As a matter of fact, although the open approach was the most widely adopted worldwide for several years, RARC has gained increasing popularity over the past decade. This is due to the potential benefits of a minimally invasive approach, such as lower morbidity, shorter hospital stays (LOS), and quicker patient recovery. The oncological effectiveness of RARC has been extensively studied, and its equivalence to ORC has been confirmed in recent randomized controlled trials (RCTs) [22–26]. In addition, long-term survival data of RARC have been adequately addressed in high-volume multicenter series, providing survival rates aligned with the largest open series [27].

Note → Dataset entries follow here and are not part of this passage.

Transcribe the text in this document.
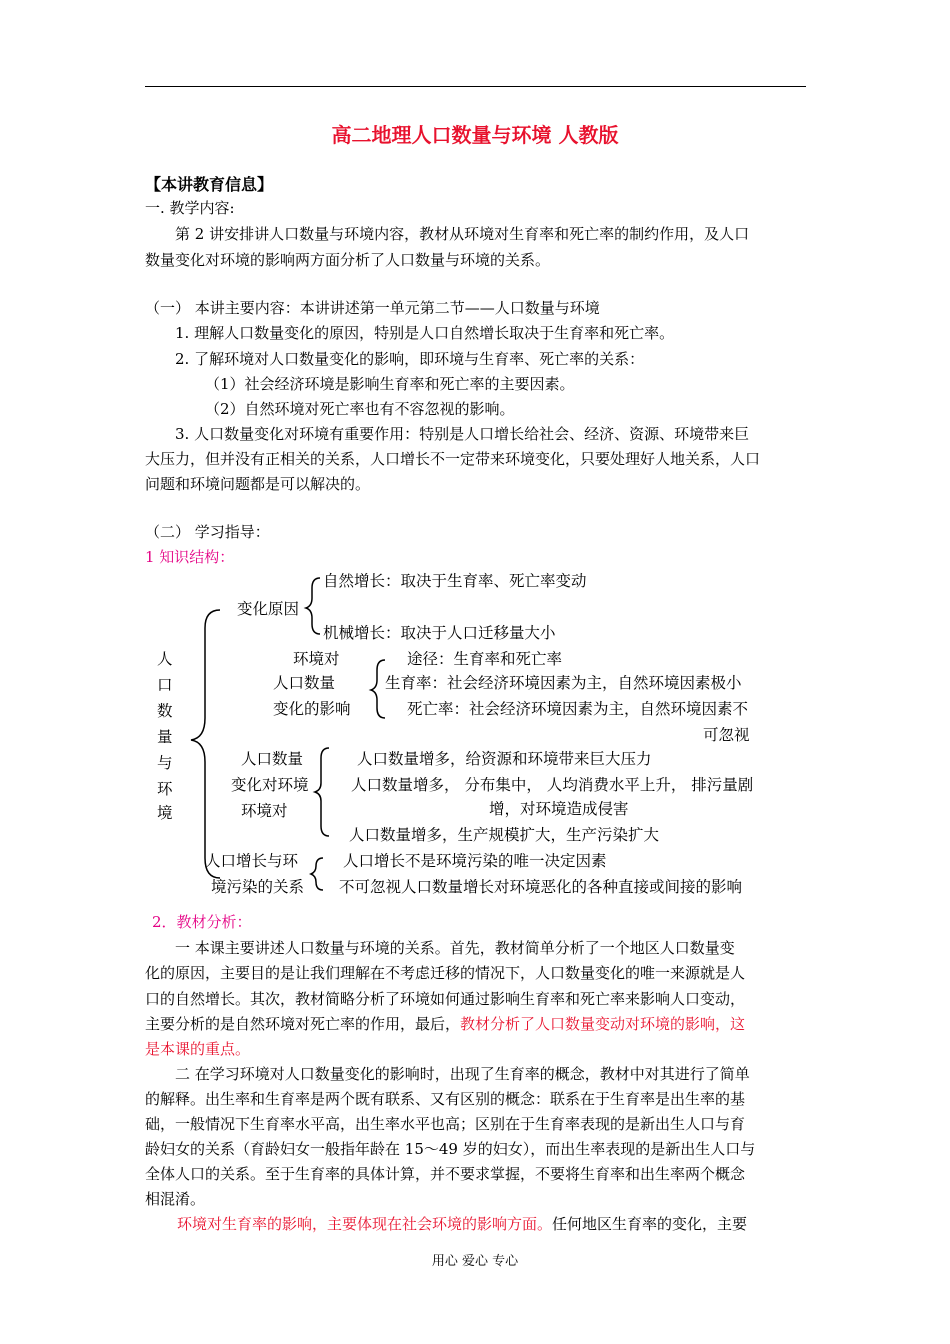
高二地理人口数量与环境 人教版
【本讲教育信息】
一. 教学内容:
第 2 讲安排讲人口数量与环境内容，教材从环境对生育率和死亡率的制约作用，及人口
数量变化对环境的影响两方面分析了人口数量与环境的关系。
（一） 本讲主要内容：本讲讲述第一单元第二节——人口数量与环境
1. 理解人口数量变化的原因，特别是人口自然增长取决于生育率和死亡率。
2. 了解环境对人口数量变化的影响，即环境与生育率、死亡率的关系：
（1）社会经济环境是影响生育率和死亡率的主要因素。
（2）自然环境对死亡率也有不容忽视的影响。
3. 人口数量变化对环境有重要作用：特别是人口增长给社会、经济、资源、环境带来巨
大压力，但并没有正相关的关系，人口增长不一定带来环境变化，只要处理好人地关系，人口
问题和环境问题都是可以解决的。
（二） 学习指导：
1 知识结构：
人
口
数
量
与
环
境
变化原因
自然增长：取决于生育率、死亡率变动
机械增长：取决于人口迁移量大小
环境对
人口数量
变化的影响
途径：生育率和死亡率
生育率：社会经济环境因素为主，自然环境因素极小
死亡率：社会经济环境因素为主，自然环境因素不
可忽视
人口数量
变化对环境
环境对
人口数量增多，给资源和环境带来巨大压力
人口数量增多， 分布集中， 人均消费水平上升， 排污量剧
增，对环境造成侵害
人口数量增多，生产规模扩大，生产污染扩大
人口增长与环
境污染的关系
人口增长不是环境污染的唯一决定因素
不可忽视人口数量增长对环境恶化的各种直接或间接的影响
2．教材分析：
一 本课主要讲述人口数量与环境的关系。首先，教材简单分析了一个地区人口数量变
化的原因，主要目的是让我们理解在不考虑迁移的情况下，人口数量变化的唯一来源就是人
口的自然增长。其次，教材简略分析了环境如何通过影响生育率和死亡率来影响人口变动，
主要分析的是自然环境对死亡率的作用，最后，教材分析了人口数量变动对环境的影响，这
是本课的重点。
二 在学习环境对人口数量变化的影响时，出现了生育率的概念，教材中对其进行了简单
的解释。出生率和生育率是两个既有联系、又有区别的概念：联系在于生育率是出生率的基
础，一般情况下生育率水平高，出生率水平也高；区别在于生育率表现的是新出生人口与育
龄妇女的关系（育龄妇女一般指年龄在 15～49 岁的妇女），而出生率表现的是新出生人口与
全体人口的关系。至于生育率的具体计算，并不要求掌握，不要将生育率和出生率两个概念
相混淆。
环境对生育率的影响，主要体现在社会环境的影响方面。任何地区生育率的变化，主要
用心 爱心 专心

Accordingly, a recent single center retrospective study including RARC-ICUD patients, reported long-term oncologic data, reinforcing the oncologic effectiveness of robotic approach (5-yr DFS 66.5%, 5-ys CSS 65.4%, 5-yr OS 61.5%) [28].

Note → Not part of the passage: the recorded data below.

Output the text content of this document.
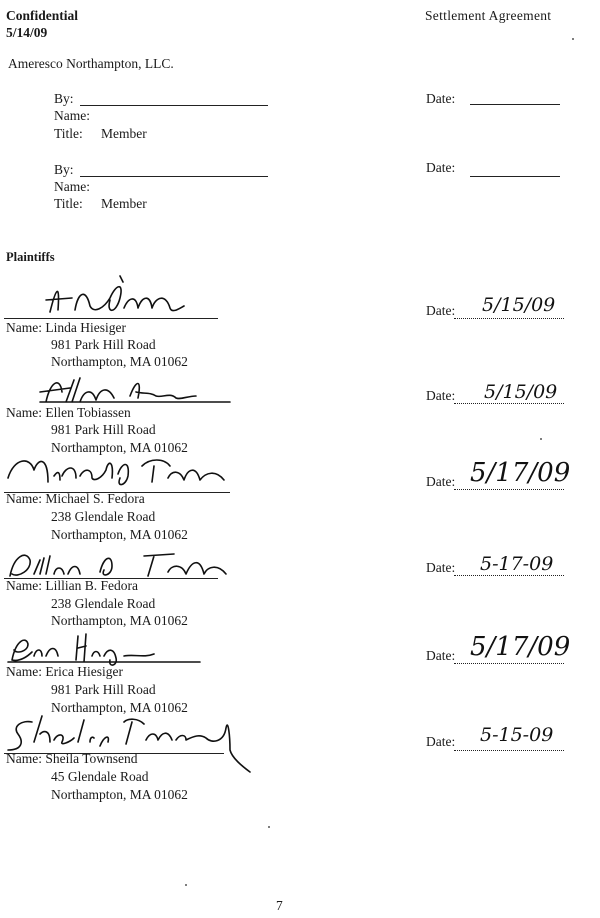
Confidential
5/14/09
Settlement Agreement
Ameresco Northampton, LLC.
By:
Name:
Title: Member
Date:
By:
Name:
Title: Member
Date:
Plaintiffs
Name: Linda Hiesiger
981 Park Hill Road
Northampton, MA 01062
Date: 5/15/09
Name: Ellen Tobiassen
981 Park Hill Road
Northampton, MA 01062
Date: 5/15/09
Name: Michael S. Fedora
238 Glendale Road
Northampton, MA 01062
Date: 5/17/09
Name: Lillian B. Fedora
238 Glendale Road
Northampton, MA 01062
Date: 5-17-09
Name: Erica Hiesiger
981 Park Hill Road
Northampton, MA 01062
Date: 5/17/09
Name: Sheila Townsend
45 Glendale Road
Northampton, MA 01062
Date: 5-15-09
7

Having established the equivalence in terms of oncologic outcomes between the surgical approaches, our study investigated the impact of diabetes mellitus (DM) on oncological outcomes in patients with muscle-invasive or high-risk non-muscle invasive bladder cancer (BC) undergoing RARC.
By analyzing our results, patients with DM had demonstrated to have worse oncologic outcomes, showing a 5-yr DFS significantly lower than patients without DM (44.6% vs 63.3%, log-rank p = 0.007). DM cohort displayed also significantly lower 5-yr CSS (45.1% vs 70.1%, log-rank p = 0.001) and 5-yr OS (39.9% vs 63.8%, log-rank p = 0.001). In corroboration of these findings, at Cox- regression MV analysis, DM has been shown to be a significant predictor of CSS, providing a 2.1-fold increased risk of cancer-related mortality (HR = 2.1, 95% CI 1.35–3.24, p = 0.001), and OS, providing a 2.05-fold increased risk of all-cause mortality (HR = 2.05, 95% CI 1.43–2.96, p < 0.001). The present paper is not devoid of limitations. Firstly, its retrospective design and a relatively small cohort, particularly regarding patients with DM, restrict our ability to analyze potentially significant factors like lymphovascular invasion, mixed histologic variants, and medication use (aspirin, statins). Secondly, the unassessed duration of DM introduces potential recall bias and the possibility of undetected cases. Thirdly, we did not analyze the potential differences in outcomes between DM patients receiving metformin and those not receiving it. Finally, the high-volume caseload of the centers and the need for advanced robotic surgical expertise [29] might affect the reproducibility of these outcomes in daily practice.
Despite these limitations, our study contributes valuable insights to the limited existing literature exploring the association between DM and oncological outcomes in BC patients undergoing RARC. These findings may guide future research and clinical practice for managing urothelial carcinoma patients with DM in the era of robotic surgery.